Bridestowe Lavender Estate, Lilydale, Tasmania, December 2012
An English family moved to the area in 1921, bringing French lavender seeds which grew very well in the Tasmanian soil and climate.

Bridestowe Lavender Estate, Lilydale, Tasmania, December 2012
Bridestowe Estate stretches for 260 acres below Mount Arthur in Tasmania's northeast.

Bridestowe Lavender Estate, Lilydale, Tasmania, December 2012
These plants will be harvested in late January, so this is the peak time to admire the blossoms.

Bridestowe Lavender Estate, Lilydale, Tasmania, December 2012
The total length of the plants rows is about 200 kilometres and contain approximately 650,000 plants. Each winter, 70,000 new cuttings from Bridestowe rootstock are planted. It takes four years for a cutting to reach maturity.

Bridestowe Lavender Estate, Lilydale, Tasmania, December 2012
No irrigation is used on the estate. The plants rely on the region's natural rainfall, which is up to 900mm a year.

Bridestowe Lavender Estate, Lilydale, Tasmania, December 2012
The whole estate is immaculately landscaped for visitors' pleasure.

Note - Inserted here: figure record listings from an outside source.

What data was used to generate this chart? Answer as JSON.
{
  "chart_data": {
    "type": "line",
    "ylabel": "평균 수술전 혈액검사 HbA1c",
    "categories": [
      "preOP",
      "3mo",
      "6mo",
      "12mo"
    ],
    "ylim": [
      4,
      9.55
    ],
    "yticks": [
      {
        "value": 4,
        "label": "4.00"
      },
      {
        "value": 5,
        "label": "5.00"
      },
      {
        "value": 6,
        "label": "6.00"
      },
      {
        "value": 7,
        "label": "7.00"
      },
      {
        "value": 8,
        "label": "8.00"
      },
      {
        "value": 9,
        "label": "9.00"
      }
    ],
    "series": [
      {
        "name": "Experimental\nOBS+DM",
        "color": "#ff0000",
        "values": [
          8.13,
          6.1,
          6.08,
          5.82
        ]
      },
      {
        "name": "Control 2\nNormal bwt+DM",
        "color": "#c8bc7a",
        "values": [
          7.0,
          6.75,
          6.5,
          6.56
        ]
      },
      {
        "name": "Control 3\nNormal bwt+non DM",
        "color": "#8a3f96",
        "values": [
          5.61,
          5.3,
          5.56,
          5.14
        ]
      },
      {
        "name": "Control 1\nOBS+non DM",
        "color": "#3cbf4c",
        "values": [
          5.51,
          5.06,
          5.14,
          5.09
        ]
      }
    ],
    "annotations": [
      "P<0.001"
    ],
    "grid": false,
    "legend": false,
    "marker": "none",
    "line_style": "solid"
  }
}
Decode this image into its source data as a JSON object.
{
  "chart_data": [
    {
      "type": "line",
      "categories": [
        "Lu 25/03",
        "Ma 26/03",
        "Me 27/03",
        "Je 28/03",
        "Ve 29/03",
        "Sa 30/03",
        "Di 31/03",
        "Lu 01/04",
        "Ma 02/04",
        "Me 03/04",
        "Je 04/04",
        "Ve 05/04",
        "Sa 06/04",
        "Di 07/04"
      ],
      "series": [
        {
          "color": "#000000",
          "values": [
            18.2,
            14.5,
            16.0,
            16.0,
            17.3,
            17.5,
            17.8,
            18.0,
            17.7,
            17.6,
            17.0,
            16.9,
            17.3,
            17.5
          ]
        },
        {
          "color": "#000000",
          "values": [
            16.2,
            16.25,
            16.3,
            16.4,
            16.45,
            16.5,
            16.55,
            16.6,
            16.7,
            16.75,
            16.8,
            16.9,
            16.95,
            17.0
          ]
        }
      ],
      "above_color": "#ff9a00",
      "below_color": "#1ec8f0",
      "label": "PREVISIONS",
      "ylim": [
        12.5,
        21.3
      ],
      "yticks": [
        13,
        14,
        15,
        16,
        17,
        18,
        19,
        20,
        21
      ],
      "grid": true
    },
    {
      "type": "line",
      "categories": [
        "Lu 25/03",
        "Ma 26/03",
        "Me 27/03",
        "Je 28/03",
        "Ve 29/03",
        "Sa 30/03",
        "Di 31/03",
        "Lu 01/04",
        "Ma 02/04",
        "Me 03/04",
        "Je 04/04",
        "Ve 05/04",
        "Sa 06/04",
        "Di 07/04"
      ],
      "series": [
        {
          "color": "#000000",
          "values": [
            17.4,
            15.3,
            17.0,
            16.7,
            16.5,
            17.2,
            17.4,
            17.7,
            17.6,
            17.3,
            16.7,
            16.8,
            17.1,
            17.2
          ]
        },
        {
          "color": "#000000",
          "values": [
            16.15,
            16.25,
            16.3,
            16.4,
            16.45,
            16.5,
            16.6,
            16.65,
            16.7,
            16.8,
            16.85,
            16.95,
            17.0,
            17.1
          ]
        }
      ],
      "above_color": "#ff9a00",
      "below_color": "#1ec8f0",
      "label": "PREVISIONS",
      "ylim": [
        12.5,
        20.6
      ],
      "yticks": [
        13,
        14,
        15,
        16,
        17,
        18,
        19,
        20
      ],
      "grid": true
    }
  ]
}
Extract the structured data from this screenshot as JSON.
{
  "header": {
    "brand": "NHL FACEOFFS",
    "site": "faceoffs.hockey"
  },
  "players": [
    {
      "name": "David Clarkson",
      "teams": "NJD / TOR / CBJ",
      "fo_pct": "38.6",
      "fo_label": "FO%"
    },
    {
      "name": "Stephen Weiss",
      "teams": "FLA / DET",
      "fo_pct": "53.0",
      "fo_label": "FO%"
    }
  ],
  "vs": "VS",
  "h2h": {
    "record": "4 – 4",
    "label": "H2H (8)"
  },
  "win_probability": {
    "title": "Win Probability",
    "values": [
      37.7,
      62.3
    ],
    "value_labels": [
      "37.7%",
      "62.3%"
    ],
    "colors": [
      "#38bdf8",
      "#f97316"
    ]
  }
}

Bridestowe Lavender Estate, Lilydale, Tasmania, December 2012
A café operates on the site and tables are dotted around the buildings, providing a beautiful setting for a picnic.

Bridestowe Lavender Estate, Lilydale, Tasmania, December 2012
After the flower heads and stalks are harvested, they are are packed into canisters and taken to the distillery.

Bridestowe Lavender Estate, Lilydale, Tasmania, December 2012
In the distillery, the canisters are lowered into a still where steam passes through the plants, releasing the lavender oil in less than 20 minutes. Three litres of pure oil is extracted from 300 of cut flowers.

Bridestowe Lavender Estate, Lilydale, Tasmania, December 2012
Guinea fowl wander around the immaculately landscaped grounds.

Bridestowe Lavender Estate, Lilydale, Tasmania, December 2012
A gift shop sells locally produced oils as well as a wide range of *anything* in shades of purple!

Calista smelling a lavender flower at Bridestowe Estate, December 2012
As we wander around the grounds, the scent of the plants is not over-bearing. Workers in the gift shop say that when the distillery is in action, even their desensitised noses are overwhelmed with the smell.

I love flowers on a grand scale, and we may never see more lavender plants together than at Bridestowe. I’m interested enough to return to visit the farm when they are harvesting the flowers and distilling the oil, and we’ll see if our future itinerary allows that. In the meantime, we take away the memory of lavender rows that reach to the hills and the scent of purple.